The increase in political competition has played a role as well. The Democrats lost their hold on the South, the Republicans lost their hold on the North East. According to data from State Politics and Policy Quarterly only 7 states had divided government in 1954, in 2007 that number stood at 23 states. With few exceptions, either party has fair shot at winning statewide elections in most states (remember, we vote for offices other than President). A recent study by political scientist Daniel Coffey determined that there is a direct and positive correlation between party competition and party ideology. As a state becomes more competitive between Republicans and Democrats the respective parties become ever more conservative and liberal.

V.O. Key hinted at this in 1956 when he argued that competition would force parties to offer more distinct policies to voters in an effort to influence their choice. Additionally, as competition increases the parties come to rely more heavily, not on the mean, median, or moderate voter, but rather on the more committed and active voter. For Democrats this means liberal activists and for Republicans conservative activists. This has the effect of pushing the parties ever farther to the extreme. This is, of course, what has happened.

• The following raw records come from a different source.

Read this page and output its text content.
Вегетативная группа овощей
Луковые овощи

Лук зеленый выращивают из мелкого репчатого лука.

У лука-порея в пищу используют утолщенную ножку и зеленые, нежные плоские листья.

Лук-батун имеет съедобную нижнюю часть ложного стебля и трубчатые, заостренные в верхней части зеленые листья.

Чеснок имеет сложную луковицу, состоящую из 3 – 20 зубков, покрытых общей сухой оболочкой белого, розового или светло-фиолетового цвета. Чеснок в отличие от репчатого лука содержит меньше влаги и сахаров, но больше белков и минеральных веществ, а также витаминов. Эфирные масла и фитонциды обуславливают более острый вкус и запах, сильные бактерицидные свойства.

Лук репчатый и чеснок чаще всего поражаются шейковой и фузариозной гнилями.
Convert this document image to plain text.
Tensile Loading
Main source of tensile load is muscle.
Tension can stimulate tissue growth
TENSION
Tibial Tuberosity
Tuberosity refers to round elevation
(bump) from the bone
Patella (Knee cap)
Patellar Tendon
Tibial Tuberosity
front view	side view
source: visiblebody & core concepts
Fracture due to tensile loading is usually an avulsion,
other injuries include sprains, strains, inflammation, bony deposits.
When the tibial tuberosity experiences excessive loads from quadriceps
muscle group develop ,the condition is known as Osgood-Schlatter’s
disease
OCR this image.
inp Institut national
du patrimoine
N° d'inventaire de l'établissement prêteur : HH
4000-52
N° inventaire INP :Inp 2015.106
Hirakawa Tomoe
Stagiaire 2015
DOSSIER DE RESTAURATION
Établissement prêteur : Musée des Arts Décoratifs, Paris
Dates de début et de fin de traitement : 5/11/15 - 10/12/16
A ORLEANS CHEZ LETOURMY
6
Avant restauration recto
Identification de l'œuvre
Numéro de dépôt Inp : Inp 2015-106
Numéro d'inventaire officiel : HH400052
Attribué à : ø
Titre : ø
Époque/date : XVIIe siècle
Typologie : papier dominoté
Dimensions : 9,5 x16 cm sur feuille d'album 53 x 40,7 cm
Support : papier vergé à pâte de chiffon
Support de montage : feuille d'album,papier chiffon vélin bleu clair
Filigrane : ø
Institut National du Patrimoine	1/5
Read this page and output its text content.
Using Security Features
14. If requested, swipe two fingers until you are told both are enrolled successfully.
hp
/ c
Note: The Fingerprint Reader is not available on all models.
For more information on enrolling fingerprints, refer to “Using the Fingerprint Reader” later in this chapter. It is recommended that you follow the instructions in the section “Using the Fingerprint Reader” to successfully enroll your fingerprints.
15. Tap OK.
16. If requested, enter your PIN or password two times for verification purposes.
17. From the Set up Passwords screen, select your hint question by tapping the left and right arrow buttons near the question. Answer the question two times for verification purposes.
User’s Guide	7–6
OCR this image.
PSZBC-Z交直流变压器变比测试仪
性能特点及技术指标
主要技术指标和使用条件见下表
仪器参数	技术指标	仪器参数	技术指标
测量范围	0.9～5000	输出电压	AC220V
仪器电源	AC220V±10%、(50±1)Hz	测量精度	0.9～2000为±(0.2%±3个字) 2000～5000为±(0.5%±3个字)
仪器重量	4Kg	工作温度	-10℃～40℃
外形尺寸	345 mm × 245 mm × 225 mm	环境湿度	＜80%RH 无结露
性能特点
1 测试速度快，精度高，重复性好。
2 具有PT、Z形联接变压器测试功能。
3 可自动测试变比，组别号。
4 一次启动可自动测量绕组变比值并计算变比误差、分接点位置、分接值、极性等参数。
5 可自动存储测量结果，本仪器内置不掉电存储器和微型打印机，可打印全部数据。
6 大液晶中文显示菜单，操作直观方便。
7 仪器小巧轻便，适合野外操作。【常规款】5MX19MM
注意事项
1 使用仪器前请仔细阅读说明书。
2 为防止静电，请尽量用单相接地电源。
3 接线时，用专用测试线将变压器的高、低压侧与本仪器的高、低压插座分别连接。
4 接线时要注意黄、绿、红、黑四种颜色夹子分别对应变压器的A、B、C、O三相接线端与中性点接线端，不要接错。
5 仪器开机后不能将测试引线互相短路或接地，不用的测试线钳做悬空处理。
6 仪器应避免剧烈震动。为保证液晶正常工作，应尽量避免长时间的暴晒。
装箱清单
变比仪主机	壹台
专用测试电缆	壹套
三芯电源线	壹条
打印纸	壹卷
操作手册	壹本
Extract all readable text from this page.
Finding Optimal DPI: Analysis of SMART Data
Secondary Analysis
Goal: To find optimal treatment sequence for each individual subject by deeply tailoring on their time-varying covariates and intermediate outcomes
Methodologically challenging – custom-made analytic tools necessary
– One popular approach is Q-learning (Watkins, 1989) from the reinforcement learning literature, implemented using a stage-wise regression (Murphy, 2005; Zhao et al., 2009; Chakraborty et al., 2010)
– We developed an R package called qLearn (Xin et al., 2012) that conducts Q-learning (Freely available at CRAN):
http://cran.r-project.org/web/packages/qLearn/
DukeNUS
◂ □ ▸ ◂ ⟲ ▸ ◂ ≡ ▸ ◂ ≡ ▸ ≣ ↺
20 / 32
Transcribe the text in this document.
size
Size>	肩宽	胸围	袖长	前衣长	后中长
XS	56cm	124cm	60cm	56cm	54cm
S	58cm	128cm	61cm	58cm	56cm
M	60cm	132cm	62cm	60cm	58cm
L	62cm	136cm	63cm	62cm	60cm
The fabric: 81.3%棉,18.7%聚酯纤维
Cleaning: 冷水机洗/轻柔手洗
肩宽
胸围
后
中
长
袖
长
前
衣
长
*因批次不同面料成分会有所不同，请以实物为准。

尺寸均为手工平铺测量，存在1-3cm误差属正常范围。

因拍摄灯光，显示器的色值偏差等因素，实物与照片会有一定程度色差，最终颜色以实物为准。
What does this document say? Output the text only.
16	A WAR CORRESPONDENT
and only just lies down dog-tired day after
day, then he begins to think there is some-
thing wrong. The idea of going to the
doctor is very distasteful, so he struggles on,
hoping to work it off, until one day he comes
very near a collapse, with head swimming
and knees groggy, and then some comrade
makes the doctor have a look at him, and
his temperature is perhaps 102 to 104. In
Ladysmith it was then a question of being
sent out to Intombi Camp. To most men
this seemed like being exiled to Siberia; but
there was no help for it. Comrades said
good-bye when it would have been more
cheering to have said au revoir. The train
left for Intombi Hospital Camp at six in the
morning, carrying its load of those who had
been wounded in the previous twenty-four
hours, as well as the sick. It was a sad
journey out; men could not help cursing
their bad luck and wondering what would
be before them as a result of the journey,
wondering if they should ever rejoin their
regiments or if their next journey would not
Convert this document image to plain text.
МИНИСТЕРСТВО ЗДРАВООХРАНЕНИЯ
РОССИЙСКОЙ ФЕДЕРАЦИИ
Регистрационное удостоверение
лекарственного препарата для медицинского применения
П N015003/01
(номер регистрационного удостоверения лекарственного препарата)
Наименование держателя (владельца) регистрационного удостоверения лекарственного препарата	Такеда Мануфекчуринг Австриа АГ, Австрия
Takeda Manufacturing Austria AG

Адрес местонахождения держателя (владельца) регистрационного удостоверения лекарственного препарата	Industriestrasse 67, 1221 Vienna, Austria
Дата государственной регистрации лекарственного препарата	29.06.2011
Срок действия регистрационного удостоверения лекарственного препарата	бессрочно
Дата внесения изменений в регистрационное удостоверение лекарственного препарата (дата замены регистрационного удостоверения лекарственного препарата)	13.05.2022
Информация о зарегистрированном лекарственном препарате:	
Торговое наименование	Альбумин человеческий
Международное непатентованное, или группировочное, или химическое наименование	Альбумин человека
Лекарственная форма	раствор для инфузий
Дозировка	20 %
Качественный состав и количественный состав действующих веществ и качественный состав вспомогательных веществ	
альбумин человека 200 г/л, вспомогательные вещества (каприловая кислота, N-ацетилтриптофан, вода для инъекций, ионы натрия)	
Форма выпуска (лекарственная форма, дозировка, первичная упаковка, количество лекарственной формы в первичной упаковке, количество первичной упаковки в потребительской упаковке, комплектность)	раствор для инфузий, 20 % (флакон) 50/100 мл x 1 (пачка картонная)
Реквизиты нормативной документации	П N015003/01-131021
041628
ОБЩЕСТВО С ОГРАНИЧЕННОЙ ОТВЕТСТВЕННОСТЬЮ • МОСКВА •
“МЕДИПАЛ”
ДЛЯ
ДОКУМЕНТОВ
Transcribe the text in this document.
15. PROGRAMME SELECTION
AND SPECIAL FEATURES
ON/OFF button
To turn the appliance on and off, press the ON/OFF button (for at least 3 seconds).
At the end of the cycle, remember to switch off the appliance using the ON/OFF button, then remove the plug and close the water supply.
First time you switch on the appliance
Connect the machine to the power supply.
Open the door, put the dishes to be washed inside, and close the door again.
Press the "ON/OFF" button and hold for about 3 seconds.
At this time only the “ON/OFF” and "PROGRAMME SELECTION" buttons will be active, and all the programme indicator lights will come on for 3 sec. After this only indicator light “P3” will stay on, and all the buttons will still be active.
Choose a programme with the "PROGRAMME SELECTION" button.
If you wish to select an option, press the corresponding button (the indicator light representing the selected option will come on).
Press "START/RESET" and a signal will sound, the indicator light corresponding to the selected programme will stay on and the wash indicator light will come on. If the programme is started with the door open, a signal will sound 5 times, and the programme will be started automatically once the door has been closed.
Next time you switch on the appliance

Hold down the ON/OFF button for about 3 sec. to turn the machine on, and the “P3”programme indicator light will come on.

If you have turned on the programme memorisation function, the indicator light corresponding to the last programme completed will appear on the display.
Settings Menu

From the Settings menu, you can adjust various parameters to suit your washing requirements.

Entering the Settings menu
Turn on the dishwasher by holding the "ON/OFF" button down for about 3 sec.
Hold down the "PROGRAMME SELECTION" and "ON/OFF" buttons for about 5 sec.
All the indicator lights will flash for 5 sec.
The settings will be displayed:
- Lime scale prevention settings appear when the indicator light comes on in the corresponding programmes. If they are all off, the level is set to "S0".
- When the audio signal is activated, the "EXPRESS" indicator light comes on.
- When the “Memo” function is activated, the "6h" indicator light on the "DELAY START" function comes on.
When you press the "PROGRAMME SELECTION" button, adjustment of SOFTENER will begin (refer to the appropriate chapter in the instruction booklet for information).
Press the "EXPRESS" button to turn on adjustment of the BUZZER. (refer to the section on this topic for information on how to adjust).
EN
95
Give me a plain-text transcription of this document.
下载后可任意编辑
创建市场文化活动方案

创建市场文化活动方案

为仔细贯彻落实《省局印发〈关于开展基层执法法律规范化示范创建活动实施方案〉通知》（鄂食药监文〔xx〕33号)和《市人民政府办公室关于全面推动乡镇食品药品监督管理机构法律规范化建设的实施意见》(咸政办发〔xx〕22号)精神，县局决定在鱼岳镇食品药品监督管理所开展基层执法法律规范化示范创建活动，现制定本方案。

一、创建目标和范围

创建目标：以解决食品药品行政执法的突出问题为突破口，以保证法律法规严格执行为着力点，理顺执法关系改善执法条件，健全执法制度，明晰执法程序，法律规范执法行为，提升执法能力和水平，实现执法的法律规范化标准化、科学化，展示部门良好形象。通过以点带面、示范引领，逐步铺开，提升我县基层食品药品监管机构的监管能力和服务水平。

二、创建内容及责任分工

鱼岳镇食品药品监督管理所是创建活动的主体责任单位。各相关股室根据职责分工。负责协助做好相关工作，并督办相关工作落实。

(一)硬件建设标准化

Where is there evidence of polarization? Among the most engaged and active third of the electorate - what we call base voters, as they form the foundation of support for each party. Sadly this third has a tremendous impact on the direction and agenda of the two major parties. This third votes regularly and is more likely to contribute to and be active in politics. Parties and politicians seek to motivate these voters by painting every election as a choice between political life and death. Recall the closing days of the 2000 election when Al Gore suggested that "strict constructionists" like George W. Bush are little different from those who once deemed a black man to be but three-fifths of a person. Or the waning days of the 2008 campaign when Sarah Palin accused Barack Obama of "palling around with terrorists."


The goal for the left and the right is the same, scare the hell out your base to motivate them. So the left reduces the right to a caricature of bigoted, racist, violent, homophobic fascists and the right reduces the left to a caricature of immoral, anti-American, authoritarian socialists. The hope is that the scare tactics will motivate the base and win over wavering voters in the middle - remember, Democrats won Independent voters by 19 points in 2006 only to see Republicans win them by 19 points in 2010.

So America is not a deeply polarized nation on the brink of civil war. Rather, the American electorate is being poorly represented by a very polarized political class. A political class that sees the world in measures of black and white where there is "no middle ground." It is a pernicious myth that is doing great harm to America - and as we just witnessed in Arizona it all too often causes the political class to focus on imagined problems at the expense of real problems.